Selection of Winners
Based on the winning criteria, prizes will be awarded per the Judging Criteria section above. In the case of a tie, the winner(s) will be selected based on the highest votes from the Judges.
In the case of no winner, the Challenge Sponsor reserves the right to withhold the Prize Purse amount. In place of the original prize amount, the Challenge Sponsor must issue a Consolation Prize to the team or individual closest to the winning solution in the amount of at least 10% of the total original prize purse.
The Sponsor will require all content and assets submitted as part of a Finalist’s Submission to be released under open source licenses that permit free distribution, derivative works, and use in commercial and non-commercial settings.

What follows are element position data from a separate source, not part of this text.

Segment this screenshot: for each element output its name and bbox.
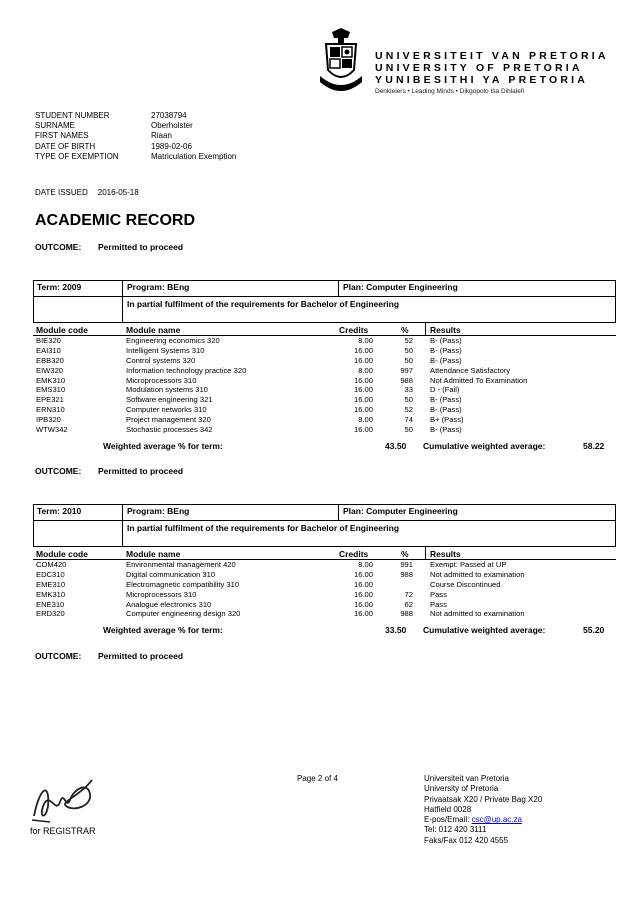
field-value: Matriculation Exemption: [151, 151, 237, 161]
module-name: Digital communication 310: [126, 569, 216, 579]
module-percent: 52: [404, 336, 413, 345]
term-averages: [33, 441, 616, 455]
weighted-average-label: Weighted average % for term:: [103, 625, 223, 636]
field-value: Riaan: [151, 131, 172, 141]
term-averages: [33, 625, 616, 639]
module-list: [33, 336, 616, 435]
cumulative-average-value: 58.22: [583, 440, 605, 451]
module-percent: 33: [404, 385, 413, 395]
module-credits: 16.00: [353, 579, 373, 589]
module-code: ENE310: [36, 599, 65, 609]
outcome-value: Permitted to proceed: [98, 651, 184, 661]
term-header-box: [33, 280, 616, 323]
program-label: Program: BEng: [127, 506, 190, 516]
module-row: [33, 609, 616, 619]
module-result: Not Admitted To Examination: [430, 375, 528, 385]
university-name-sepedi: YUNIBESITHI YA PRETORIA: [375, 74, 589, 86]
module-percent: 50: [404, 425, 413, 435]
module-result: B- (Pass): [430, 395, 462, 405]
module-percent: 50: [404, 355, 413, 365]
module-name: Information technology practice 320: [126, 365, 247, 375]
module-row: [33, 415, 616, 425]
column-header-row: [33, 547, 616, 560]
module-result: Exempt: Passed at UP: [430, 560, 507, 569]
module-credits: 16.00: [353, 375, 373, 385]
module-percent: 988: [400, 375, 413, 385]
registrar-signature-icon: [30, 776, 96, 824]
weighted-average-label: Weighted average % for term:: [103, 440, 223, 451]
module-result: B+ (Pass): [430, 415, 464, 425]
field-label: SURNAME: [35, 121, 76, 131]
term-block-2009: [33, 280, 616, 455]
module-row: [33, 580, 616, 590]
page-number: Page 2 of 4: [297, 774, 338, 783]
cumulative-average-value: 55.20: [583, 625, 605, 636]
date-issued-label: DATE ISSUED: [35, 188, 88, 197]
fulfilment-text: In partial fulfilment of the requirements for Bachelor of Engineering: [127, 523, 400, 533]
module-percent: 988: [400, 609, 413, 619]
field-value: Oberholster: [151, 121, 193, 131]
date-of-birth-row: [35, 142, 236, 152]
divider: [122, 521, 123, 546]
module-credits: 8.00: [358, 365, 373, 375]
module-result: Attendance Satisfactory: [430, 365, 511, 375]
module-name: Control systems 320: [126, 355, 196, 365]
module-name: Microprocessors 310: [126, 589, 197, 599]
module-name: Intelligent Systems 310: [126, 345, 205, 355]
university-address: [424, 774, 542, 846]
module-code: EMS310: [36, 385, 66, 395]
module-percent: 997: [400, 365, 413, 375]
col-module-code: Module code: [36, 549, 88, 559]
module-code: ERD320: [36, 609, 65, 619]
module-code: ERN310: [36, 405, 65, 415]
module-result: B- (Pass): [430, 355, 462, 365]
module-row: [33, 560, 616, 570]
field-label: STUDENT NUMBER: [35, 111, 110, 120]
first-names-row: [35, 131, 236, 141]
cumulative-average-label: Cumulative weighted average:: [423, 625, 546, 636]
module-code: EPE321: [36, 395, 64, 405]
university-motto: Denkleiers • Leading Minds • Dikgopolo tša Dihlalefi: [375, 88, 525, 95]
divider: [338, 505, 339, 520]
module-code: EAI310: [36, 345, 61, 355]
module-credits: 16.00: [353, 385, 373, 395]
divider: [122, 281, 123, 296]
cumulative-average-label: Cumulative weighted average:: [423, 440, 546, 451]
divider: [338, 281, 339, 296]
student-number-row: [35, 111, 236, 121]
field-label: DATE OF BIRTH: [35, 141, 96, 151]
weighted-average-value: 43.50: [385, 440, 407, 451]
module-credits: 16.00: [353, 355, 373, 365]
term-label: Term: 2010: [37, 506, 82, 516]
address-line: Privaatsak X20 / Private Bag X20: [424, 794, 543, 804]
outcome-label: OUTCOME:: [35, 466, 82, 476]
module-credits: 8.00: [358, 415, 373, 425]
col-percent: %: [401, 325, 409, 335]
university-name-english: UNIVERSITY OF PRETORIA: [375, 62, 583, 74]
module-result: Not admitted to examination: [430, 609, 525, 619]
module-credits: 16.00: [353, 589, 373, 599]
outcome-label: OUTCOME:: [35, 242, 82, 252]
divider: [425, 323, 426, 335]
module-result: Pass: [430, 599, 447, 609]
module-row: [33, 590, 616, 600]
module-credits: 16.00: [353, 569, 373, 579]
page-title: ACADEMIC RECORD: [35, 212, 195, 229]
registrar-label: for REGISTRAR: [30, 826, 96, 836]
col-results: Results: [430, 549, 461, 559]
field-value: 27038794: [151, 111, 187, 120]
module-percent: 991: [400, 560, 413, 569]
email-label: E-pos/Email:: [424, 815, 472, 825]
col-module-name: Module name: [126, 325, 181, 335]
module-result: B- (Pass): [430, 405, 462, 415]
module-code: EDC310: [36, 569, 65, 579]
address-line: University of Pretoria: [424, 784, 499, 794]
fulfilment-text: In partial fulfilment of the requirements for Bachelor of Engineering: [127, 299, 400, 309]
module-credits: 16.00: [353, 599, 373, 609]
outcome-label: OUTCOME:: [35, 651, 82, 661]
module-credits: 16.00: [353, 405, 373, 415]
col-module-code: Module code: [36, 325, 88, 335]
module-result: B- (Pass): [430, 425, 462, 435]
term-header-row: [34, 281, 615, 297]
module-name: Electromagnetic compatibility 310: [126, 579, 240, 589]
outcome-value: Permitted to proceed: [98, 242, 184, 252]
date-issued-value: 2016-05-18: [97, 188, 139, 197]
module-name: Stochastic processes 342: [126, 425, 213, 435]
col-credits: Credits: [339, 325, 369, 335]
module-result: B- (Pass): [430, 345, 462, 355]
address-line: Universiteit van Pretoria: [424, 774, 509, 783]
module-code: IPB320: [36, 415, 61, 425]
module-code: COM420: [36, 560, 67, 569]
module-percent: 72: [404, 589, 413, 599]
university-crest-icon: [318, 28, 364, 96]
column-header-row: [33, 323, 616, 336]
email-line: [424, 815, 542, 825]
student-info: [35, 111, 236, 162]
field-label: TYPE OF EXEMPTION: [35, 151, 119, 161]
module-row: [33, 385, 616, 395]
surname-row: [35, 121, 236, 131]
email-link[interactable]: csc@up.ac.za: [471, 815, 522, 825]
module-percent: 50: [404, 345, 413, 355]
term-block-2010: [33, 504, 616, 639]
address-line: Hatfield 0028: [424, 804, 472, 814]
module-row: [33, 395, 616, 405]
module-row: [33, 600, 616, 610]
module-result: Pass: [430, 589, 447, 599]
module-code: EME310: [36, 579, 66, 589]
module-name: Analogue electronics 310: [126, 599, 212, 609]
module-code: EMK310: [36, 375, 66, 385]
module-name: Computer engineering design 320: [126, 609, 241, 619]
weighted-average-value: 33.50: [385, 625, 407, 636]
date-issued: [35, 188, 139, 197]
module-credits: 16.00: [353, 425, 373, 435]
module-row: [33, 366, 616, 376]
module-result: Not admitted to examination: [430, 569, 525, 579]
outcome-2009: [35, 466, 184, 476]
module-row: [33, 570, 616, 580]
exemption-row: [35, 152, 236, 162]
module-name: Modulation systems 310: [126, 385, 208, 395]
telephone: Tel: 012 420 3111: [424, 825, 487, 835]
module-percent: 50: [404, 395, 413, 405]
module-code: EMK310: [36, 589, 66, 599]
module-code: EIW320: [36, 365, 64, 375]
col-credits: Credits: [339, 549, 369, 559]
module-credits: 8.00: [358, 336, 373, 345]
outcome-top: [35, 242, 184, 252]
plan-label: Plan: Computer Engineering: [343, 282, 458, 292]
col-module-name: Module name: [126, 549, 181, 559]
module-code: WTW342: [36, 425, 68, 435]
module-result: B- (Pass): [430, 336, 462, 345]
fulfilment-row: [34, 521, 615, 546]
module-name: Engineering economics 320: [126, 336, 220, 345]
module-percent: 74: [404, 415, 413, 425]
module-row: [33, 336, 616, 346]
module-row: [33, 346, 616, 356]
module-list: [33, 560, 616, 619]
module-credits: 16.00: [353, 609, 373, 619]
term-header-box: [33, 504, 616, 547]
divider: [122, 297, 123, 322]
module-code: EBB320: [36, 355, 64, 365]
module-percent: 62: [404, 599, 413, 609]
module-name: Microprocessors 310: [126, 375, 197, 385]
term-header-row: [34, 505, 615, 521]
module-row: [33, 356, 616, 366]
outcome-value: Permitted to proceed: [98, 466, 184, 476]
module-name: Environmental management 420: [126, 560, 236, 569]
outcome-2010: [35, 651, 184, 661]
module-name: Computer networks 310: [126, 405, 207, 415]
module-result: Course Discontinued: [430, 579, 501, 589]
module-percent: 52: [404, 405, 413, 415]
module-code: BIE320: [36, 336, 61, 345]
module-row: [33, 376, 616, 386]
module-credits: 16.00: [353, 395, 373, 405]
field-value: 1989-02-06: [151, 141, 192, 151]
term-label: Term: 2009: [37, 282, 82, 292]
module-name: Software engineering 321: [126, 395, 213, 405]
plan-label: Plan: Computer Engineering: [343, 506, 458, 516]
divider: [425, 547, 426, 559]
module-row: [33, 405, 616, 415]
col-results: Results: [430, 325, 461, 335]
module-percent: 988: [400, 569, 413, 579]
module-name: Project management 320: [126, 415, 211, 425]
divider: [122, 505, 123, 520]
module-credits: 16.00: [353, 345, 373, 355]
program-label: Program: BEng: [127, 282, 190, 292]
module-result: D - (Fail): [430, 385, 460, 395]
fulfilment-row: [34, 297, 615, 322]
field-label: FIRST NAMES: [35, 131, 89, 141]
university-name-afrikaans: UNIVERSITEIT VAN PRETORIA: [375, 50, 609, 62]
col-percent: %: [401, 549, 409, 559]
module-credits: 8.00: [358, 560, 373, 569]
fax: Faks/Fax 012 420 4555: [424, 835, 509, 845]
module-row: [33, 425, 616, 435]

All Innovators are welcome and encouraged to depend on or make use of other components, libraries, content, assets, and code. All such materials must be available under any Open Source Initiative (OSI) or Creative Commons license compatible with the OSI or Creative Commons license under which the Submission will be released. “Compatible” means that each Innovator’s entire Submission must be usable without violating the license terms of those components licensed under the CC BY 4.0 license, Apache License 2.0, or respective OSI license for the components. Source code licensed under the LGPL, BSD, MIT, or Apache licenses currently meets this criterion; other open source licenses may also meet it. If Innovators make modifications to existing open source projects, they are strongly encouraged to submit patches upstream and work to have them accepted. Patches that are not accepted upstream may be submitted as part of the code developed by the Innovator, under the same Apache License 2.0. Content and assets must be licensed under terms that permit commercial usage. The Creative Commons CC BY and CC-BY-SA licenses currently meet this criterion. Innovators cannot submit entries that include or rely on software or content that is either closed-source, proprietary, illegally sourced, or depends on per-seat licensing.